L.A. County voters weigh quarter-cent sales tax increase to combat homelessness
A sign urging support for Measure H, the countywide sales tax increase to benefit anti-homelessness efforts, inside the Inner City Law Center on skid row. (David McNew / Getty Images)
Los Angeles County voters were deciding Tuesday whether to increase the sales tax by a quarter-cent to raise billions of dollars for housing and services that advocates say are needed to end the plight of thousands of homeless people living on the county’s streets.
Measure H, which requires a two-thirds majority for passage, would generate about $355 million annually for homeless programs over 10 years, backers say. The tax increase would raise the sales tax rate to 9% across most of Los Angeles County and up to 10% in a few communities.
It would be the second phase of a two-step fundraising strategy developed by the city and county. Los Angeles city voters approved a $1.2-billion bond measure in November to provide supplemental funding for 10,000 units of permanent housing with support services for the chronically homeless.
The new sales tax revenue would pay for services attached to those units and provide rental subsidies and services for thousands more units across the county.
Advertising for the measure promised it would move an estimated 45,000 families and individuals from homelessness into permanent housing during the first five years, while preventing 30,000 more families and individuals from becoming homeless.
“Measure H revenue will enable the most comprehensive plan to combat homelessness in the history of Los Angeles County,” said Phil Ansell, head of the county’s Homeless Initiative.

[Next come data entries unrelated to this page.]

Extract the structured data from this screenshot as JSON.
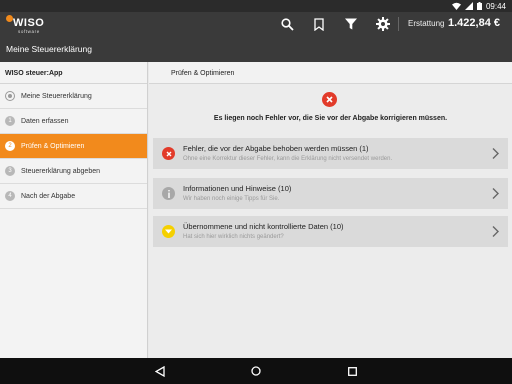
{
  "status_bar": {
    "time": "09:44"
  },
  "app_bar": {
    "brand": "WISO",
    "brand_sub": "software",
    "title": "Meine Steuererklärung",
    "refund_label": "Erstattung",
    "refund_value": "1.422,84 €",
    "icons": [
      "search-icon",
      "bookmark-icon",
      "filter-icon",
      "gear-icon"
    ],
    "accent_color": "#f28a1c"
  },
  "sidebar": {
    "header": "WISO steuer:App",
    "items": [
      {
        "label": "Meine Steuererklärung",
        "marker": "",
        "active": false
      },
      {
        "label": "Daten erfassen",
        "marker": "1",
        "active": false
      },
      {
        "label": "Prüfen & Optimieren",
        "marker": "2",
        "active": true
      },
      {
        "label": "Steuererklärung abgeben",
        "marker": "3",
        "active": false
      },
      {
        "label": "Nach der Abgabe",
        "marker": "4",
        "active": false
      }
    ]
  },
  "main": {
    "header": "Prüfen & Optimieren",
    "message": "Es liegen noch Fehler vor, die Sie vor der Abgabe korrigieren müssen.",
    "cards": [
      {
        "title": "Fehler, die vor der Abgabe behoben werden müssen (1)",
        "subtitle": "Ohne eine Korrektur dieser Fehler, kann die Erklärung nicht versendet werden.",
        "icon": "error-icon",
        "color": "#e23b2a"
      },
      {
        "title": "Informationen und Hinweise (10)",
        "subtitle": "Wir haben noch einige Tipps für Sie.",
        "icon": "info-icon",
        "color": "#a8a8a8"
      },
      {
        "title": "Übernommene und nicht kontrollierte Daten (10)",
        "subtitle": "Hat sich hier wirklich nichts geändert?",
        "icon": "caret-down-icon",
        "color": "#f5d000"
      }
    ]
  }
}
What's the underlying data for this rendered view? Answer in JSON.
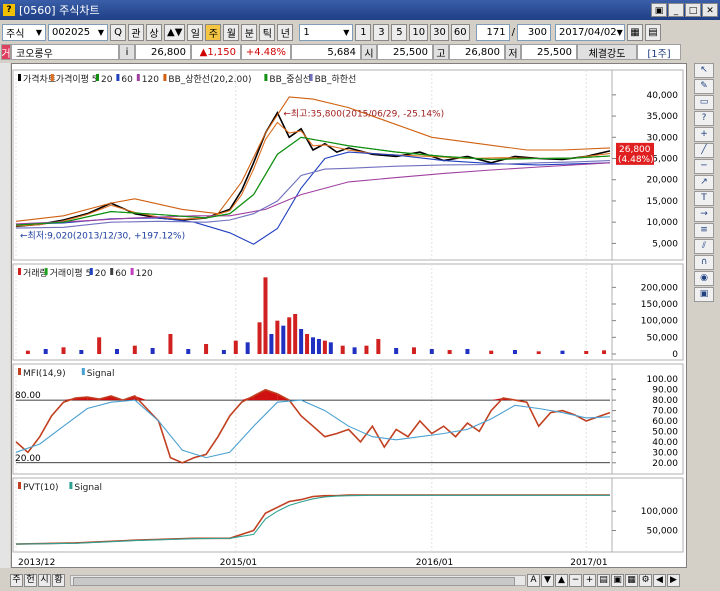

The complex and still-evolving spending plan includes rent to house thousands of people in existing apartments and services for those units, and an additional 10,000 units to be built over a decade with help from the homeless housing bond approved by Los Angeles city voters in November. Some of the money could also go to shelters and temporary housing for people waiting for permanent homes; housing and support for those leaving jails; and hospitals, employment services and short-term interventions to help those in crisis keep their homes.
County officials have outlined the basic strategies that would be funded, but they have not yet issued a budget showing the proportions each would receive. Those decisions would be sorted out by a panel of 50 people appointed from county government, cities and the nonprofit world, Ansell said. Its recommendation would go to the Board of Supervisors on June 13, just about the time the tax revenue would start to flow.
The panel would consider six main categories: subsidized housing, coordinated outreach and shelters, case management and services, homelessness prevention, income support and preservation of existing housing.
More than 250 business, nonprofit, labor, government and religious organizations endorsed Measure H, which faced no organized opposition.
A $3.5-million campaign received contributions from real estate and investment firms, labor organizations, philanthropists and other groups with ties to Los Angeles. Those donors include Disney Worldwide Services Inc., USC, former DreamWorks Animation Chief Executive Jeffrey Katzenberg and the Los Angeles Chargers. The campaign sent about 4 million mailers and advertised in Los Angeles County newspapers.
The county Board of Supervisors added $1 million for a campaign including television spots.
United Way of Greater Los Angeles also committed $200,000 for community engagement activities in support of the measure.